Sunday, April 03, 2011

The Libyan Earth?

The X Battle for Brega (I forget which one it is) is still going on:

The key Libyan oil town of Brega was again the theatre of heavy fighting on Sunday as rebel forces advanced only to be forced back in an ambush by forces loyal to Moamer Kadhafi.

An ambush certainly indicates some discipline and skill. This is no surprise since even the poorly trained Libyan loyalists look like Waffen SS compared to almost all the rebels:

Most of the rebel volunteers acknowledged they had neither the military training and discipline, nor the knowledge of the terrain to mount a frontal assault on Brega.

They said they were dependent on the rebels' few trained fighters, most of them defectors from the regular army.

"There is no commander. We are all together," said Abdul Wahed Aguri, a 28-year-old volunteer.
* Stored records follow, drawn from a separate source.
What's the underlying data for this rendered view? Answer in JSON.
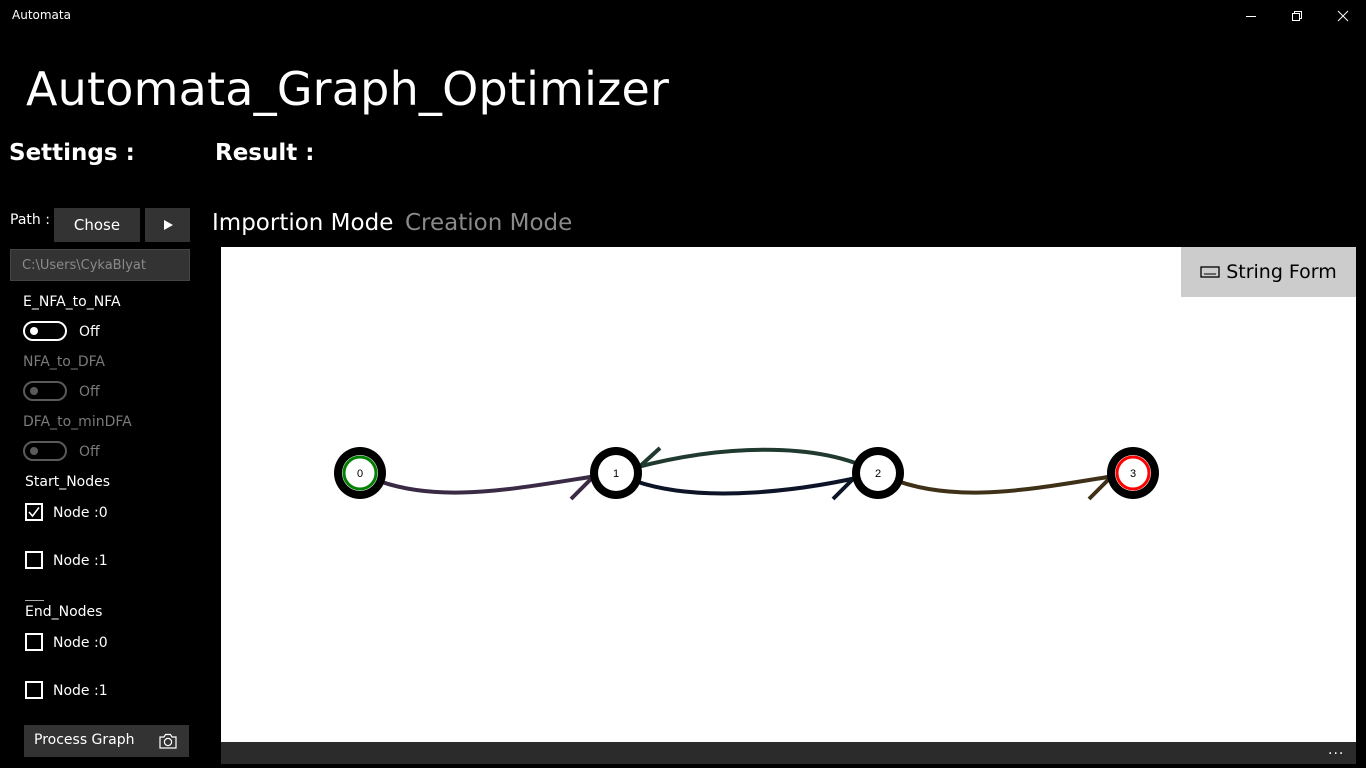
{
  "window": {
    "app_name": "Automata"
  },
  "header": {
    "title": "Automata_Graph_Optimizer",
    "settings_heading": "Settings :",
    "result_heading": "Result :"
  },
  "settings": {
    "path_label": "Path :",
    "chose_label": "Chose",
    "path_value": "C:\\Users\\CykaBlyat",
    "options": [
      {
        "label": "E_NFA_to_NFA",
        "state": "Off",
        "enabled": true
      },
      {
        "label": "NFA_to_DFA",
        "state": "Off",
        "enabled": false
      },
      {
        "label": "DFA_to_minDFA",
        "state": "Off",
        "enabled": false
      }
    ],
    "start_nodes_label": "Start_Nodes",
    "start_nodes": [
      {
        "label": "Node :0",
        "checked": true
      },
      {
        "label": "Node :1",
        "checked": false
      }
    ],
    "end_nodes_label": "End_Nodes",
    "end_nodes": [
      {
        "label": "Node :0",
        "checked": false
      },
      {
        "label": "Node :1",
        "checked": false
      }
    ],
    "process_label": "Process Graph"
  },
  "tabs": [
    {
      "label": "Importion Mode",
      "active": true
    },
    {
      "label": "Creation Mode",
      "active": false
    }
  ],
  "graph": {
    "string_form_label": "String Form",
    "nodes": [
      {
        "label": "0",
        "ring_color": "#008000",
        "role": "start"
      },
      {
        "label": "1",
        "ring_color": "#ffffff",
        "role": "normal"
      },
      {
        "label": "2",
        "ring_color": "#ffffff",
        "role": "normal"
      },
      {
        "label": "3",
        "ring_color": "#ff0000",
        "role": "end"
      }
    ],
    "edges": [
      {
        "from": "0",
        "to": "1",
        "color": "#3a2a45"
      },
      {
        "from": "1",
        "to": "2",
        "color": "#203a30"
      },
      {
        "from": "2",
        "to": "1",
        "color": "#0e1428"
      },
      {
        "from": "2",
        "to": "3",
        "color": "#3f3018"
      }
    ]
  },
  "footer": {
    "more_label": "..."
  }
}
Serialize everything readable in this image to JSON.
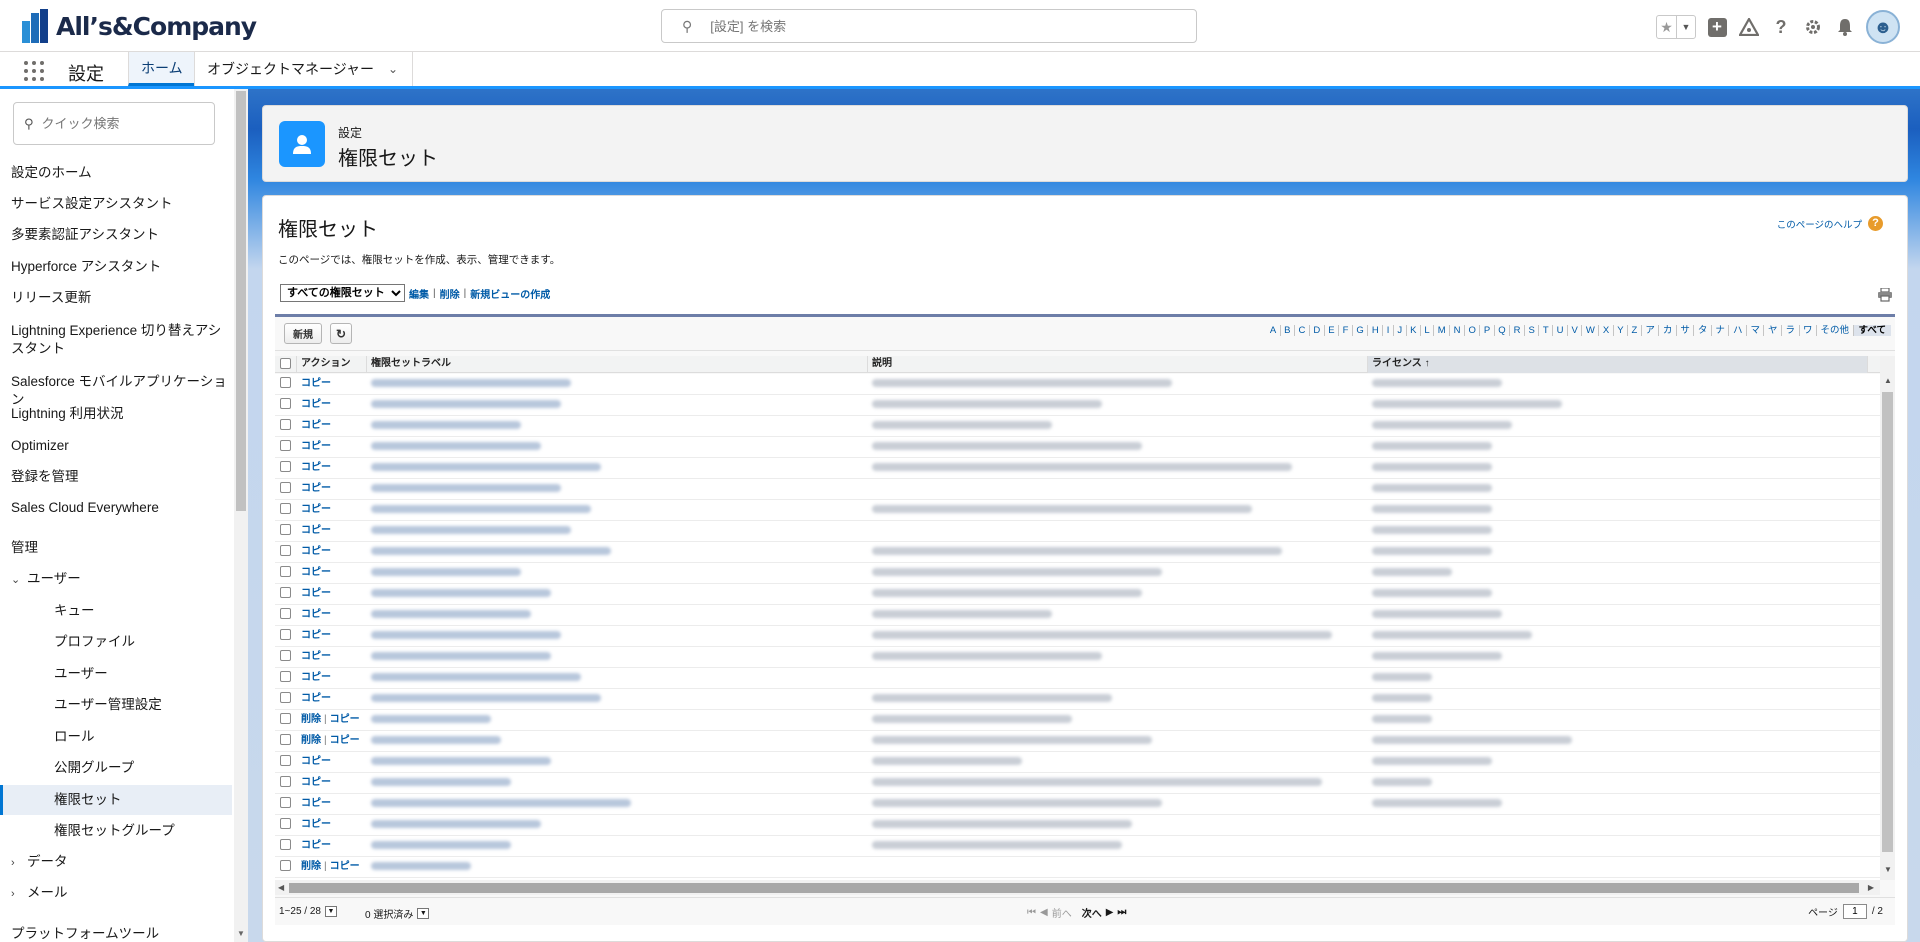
{
  "header": {
    "brand": "All’s&Company",
    "search_placeholder": "[設定] を検索"
  },
  "nav": {
    "app_name": "設定",
    "tab_home": "ホーム",
    "tab_object_manager": "オブジェクトマネージャー"
  },
  "sidebar": {
    "quick_find_placeholder": "クイック検索",
    "items": [
      "設定のホーム",
      "サービス設定アシスタント",
      "多要素認証アシスタント",
      "Hyperforce アシスタント",
      "リリース更新",
      "Lightning Experience 切り替えアシスタント",
      "Salesforce モバイルアプリケーション",
      "Lightning 利用状況",
      "Optimizer",
      "登録を管理",
      "Sales Cloud Everywhere"
    ],
    "section_admin": "管理",
    "group_users": "ユーザー",
    "user_children": [
      "キュー",
      "プロファイル",
      "ユーザー",
      "ユーザー管理設定",
      "ロール",
      "公開グループ",
      "権限セット",
      "権限セットグループ"
    ],
    "group_data": "データ",
    "group_email": "メール",
    "section_platform_tools": "プラットフォームツール"
  },
  "page_header": {
    "breadcrumb": "設定",
    "title": "権限セット"
  },
  "content": {
    "title": "権限セット",
    "help_link": "このページのヘルプ",
    "description": "このページでは、権限セットを作成、表示、管理できます。",
    "view_selected": "すべての権限セット",
    "link_edit": "編集",
    "link_delete": "削除",
    "link_new_view": "新規ビューの作成"
  },
  "list": {
    "new_button": "新規",
    "alphabet": [
      "A",
      "B",
      "C",
      "D",
      "E",
      "F",
      "G",
      "H",
      "I",
      "J",
      "K",
      "L",
      "M",
      "N",
      "O",
      "P",
      "Q",
      "R",
      "S",
      "T",
      "U",
      "V",
      "W",
      "X",
      "Y",
      "Z",
      "ア",
      "カ",
      "サ",
      "タ",
      "ナ",
      "ハ",
      "マ",
      "ヤ",
      "ラ",
      "ワ",
      "その他",
      "すべて"
    ],
    "alphabet_current": "すべて",
    "columns": {
      "action": "アクション",
      "label": "権限セットラベル",
      "description": "説明",
      "license": "ライセンス ↑"
    },
    "row_actions": [
      "copy",
      "copy",
      "copy",
      "copy",
      "copy",
      "copy",
      "copy",
      "copy",
      "copy",
      "copy",
      "copy",
      "copy",
      "copy",
      "copy",
      "copy",
      "copy",
      "delete_copy",
      "delete_copy",
      "copy",
      "copy",
      "copy",
      "copy",
      "copy",
      "delete_copy",
      "copy"
    ],
    "action_copy": "コピー",
    "action_delete": "削除",
    "footer_range": "1~25 / 28",
    "footer_selected": "0 選択済み",
    "footer_prev": "前へ",
    "footer_next": "次へ",
    "footer_page_label": "ページ",
    "footer_page_value": "1",
    "footer_page_total": "/ 2"
  }
}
Sheesh. One side trained and armed with the other side sporting little more than enthusiasm? Combined with the seeming stalemate at Brega (al Burayqah), this is starting to sound like the Spanish Civil War. As bonus parallels, the Spanish Civil War failed to prove the claims by air power theorists that bombing could win wars (although in that case it was terror bombing of civilians to break their morale) and featured an arms embargo that only really hurt one side.

Maybe the President's plan all along has been to rise above America and inspire the world to send international brigades to help the rebels as a form of armed community organizing. "Barack Obama Brigades" has a certain ring to it, especially if it attracts the right sort of people, like the academics and intellectuals who joined the Republican international brigades. Folk songs and poems could be written to remember them! Maybe Michael Moore could make a movie about the Libyan civil war. I can't find the reference now, but wasn't there some famous comment about the Spanish Civil War to the effect that the nationalists fought and won but the Republicans had more fun? That was the gist of it, if my semi-functioning memory is at all correct.

That would be a post-America presidential legacy.